See scripts/update_homepage.py for an automated example.

2. Re-enter Secrets

Check SECRETS-REQUIRED.md for:

• Named value secrets (APIM)
• Backend credentials (APIM)
• Authorization server client secrets (APIM)
• Connection credentials (AI Foundry)

2. Configure Networking

• Set up VNet integration if required
• Create private endpoints
• Configure firewall rules/IP restrictions

3. Set Up Identity

• Configure managed identity permissions
• Set up Key Vault access policies
• Update RBAC assignments

4. Create Model Deployments

For Azure OpenAI accounts:

• Create model deployments in the target
• Note capacity/quota requirements

5. Test Everything

• Verify API endpoints respond correctly
• Test authentication flows
• Validate Developer Portal access
• Test AI service connections

Troubleshooting

Developer Portal Export Fails

Ensure:

1. Node.js 18+ is installed: node --version
2. Azure CLI is logged in: az account show
3. Git is available: git --version

APIM Provisioning Takes Long

Creating a new APIM instance takes 30-45 minutes. The script will wait for completion.
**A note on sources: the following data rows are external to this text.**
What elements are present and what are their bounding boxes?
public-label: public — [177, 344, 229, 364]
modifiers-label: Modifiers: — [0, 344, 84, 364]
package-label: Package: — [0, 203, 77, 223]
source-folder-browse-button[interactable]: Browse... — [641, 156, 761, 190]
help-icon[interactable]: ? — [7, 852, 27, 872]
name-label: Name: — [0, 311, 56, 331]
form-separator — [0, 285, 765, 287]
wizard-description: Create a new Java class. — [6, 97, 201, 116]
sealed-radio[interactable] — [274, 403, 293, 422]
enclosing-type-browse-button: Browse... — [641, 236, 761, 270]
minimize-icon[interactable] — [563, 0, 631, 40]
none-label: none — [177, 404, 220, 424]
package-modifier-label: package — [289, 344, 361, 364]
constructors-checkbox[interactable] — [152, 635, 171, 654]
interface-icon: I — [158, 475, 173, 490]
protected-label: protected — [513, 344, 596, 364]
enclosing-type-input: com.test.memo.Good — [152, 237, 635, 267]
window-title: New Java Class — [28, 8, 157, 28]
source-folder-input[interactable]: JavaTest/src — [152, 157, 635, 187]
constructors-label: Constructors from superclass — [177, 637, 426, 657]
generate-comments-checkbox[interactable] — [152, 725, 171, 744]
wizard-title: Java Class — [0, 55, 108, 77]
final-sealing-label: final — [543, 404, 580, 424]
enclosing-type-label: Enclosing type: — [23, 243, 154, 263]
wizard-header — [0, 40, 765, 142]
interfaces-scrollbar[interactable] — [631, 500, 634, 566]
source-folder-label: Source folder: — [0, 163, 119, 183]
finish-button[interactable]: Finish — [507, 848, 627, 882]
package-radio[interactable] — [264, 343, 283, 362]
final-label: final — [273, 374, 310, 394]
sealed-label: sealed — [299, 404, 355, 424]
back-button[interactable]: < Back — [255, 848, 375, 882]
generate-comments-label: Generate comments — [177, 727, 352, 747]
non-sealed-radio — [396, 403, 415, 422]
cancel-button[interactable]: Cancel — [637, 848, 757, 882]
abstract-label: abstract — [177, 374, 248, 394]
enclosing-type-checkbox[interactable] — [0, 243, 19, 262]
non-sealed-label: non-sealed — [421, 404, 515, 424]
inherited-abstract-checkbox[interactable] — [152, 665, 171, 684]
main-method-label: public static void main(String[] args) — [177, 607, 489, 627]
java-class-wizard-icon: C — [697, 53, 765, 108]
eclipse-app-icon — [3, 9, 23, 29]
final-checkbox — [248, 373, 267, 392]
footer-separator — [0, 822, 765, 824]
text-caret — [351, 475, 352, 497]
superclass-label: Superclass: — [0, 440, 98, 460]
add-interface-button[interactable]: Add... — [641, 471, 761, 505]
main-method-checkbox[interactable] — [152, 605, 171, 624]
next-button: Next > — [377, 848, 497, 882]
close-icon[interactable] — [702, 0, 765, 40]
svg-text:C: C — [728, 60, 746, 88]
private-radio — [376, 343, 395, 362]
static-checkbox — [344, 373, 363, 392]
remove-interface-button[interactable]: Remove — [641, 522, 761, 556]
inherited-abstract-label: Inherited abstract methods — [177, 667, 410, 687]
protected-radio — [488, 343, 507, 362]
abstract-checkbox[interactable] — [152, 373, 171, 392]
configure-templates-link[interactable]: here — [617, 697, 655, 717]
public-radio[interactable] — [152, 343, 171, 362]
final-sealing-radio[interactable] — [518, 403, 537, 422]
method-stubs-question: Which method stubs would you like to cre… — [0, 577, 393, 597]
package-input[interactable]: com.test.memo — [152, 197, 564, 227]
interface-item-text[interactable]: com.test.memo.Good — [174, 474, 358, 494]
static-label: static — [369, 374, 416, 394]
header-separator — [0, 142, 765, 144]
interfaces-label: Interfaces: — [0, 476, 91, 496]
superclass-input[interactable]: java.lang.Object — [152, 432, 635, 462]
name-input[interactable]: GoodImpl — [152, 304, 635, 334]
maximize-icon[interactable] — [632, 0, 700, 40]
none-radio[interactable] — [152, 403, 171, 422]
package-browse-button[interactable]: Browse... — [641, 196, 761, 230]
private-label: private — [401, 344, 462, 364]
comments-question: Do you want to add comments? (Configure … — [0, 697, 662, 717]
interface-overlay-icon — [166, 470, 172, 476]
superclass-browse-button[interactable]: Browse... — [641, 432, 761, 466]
Connection Credentials Missing

Connections are exported without credentials for security. After deployment, manually update each connection with the correct credentials.

Prompt Flows Not Appearing

Prompt flows are only supported in hub-based projects. If migrating to new Foundry projects, prompt flows cannot be deployed - you'll need to recreate them manually or continue using hub-based projects.

Permission Errors

Ensure your Azure account has:

• Reader access on source resources
• Contributor access on target resource group

Exit Codes

Code	Meaning
0	Success
1	Partial success with errors
2	Fatal error

Logging

All operations are logged to migration.log in the current directory.

Security Notes

• Secrets are never exported - they're marked as MASKED - NEEDS_RE-ENTRY
• Always review SECRETS-REQUIRED.md and MANUAL-STEPS.md after migration
• Consider rotating secrets during migration
• Use Key Vault references where possible

License

MIT License

Contributing

Contributions welcome! Please submit issues and pull requests.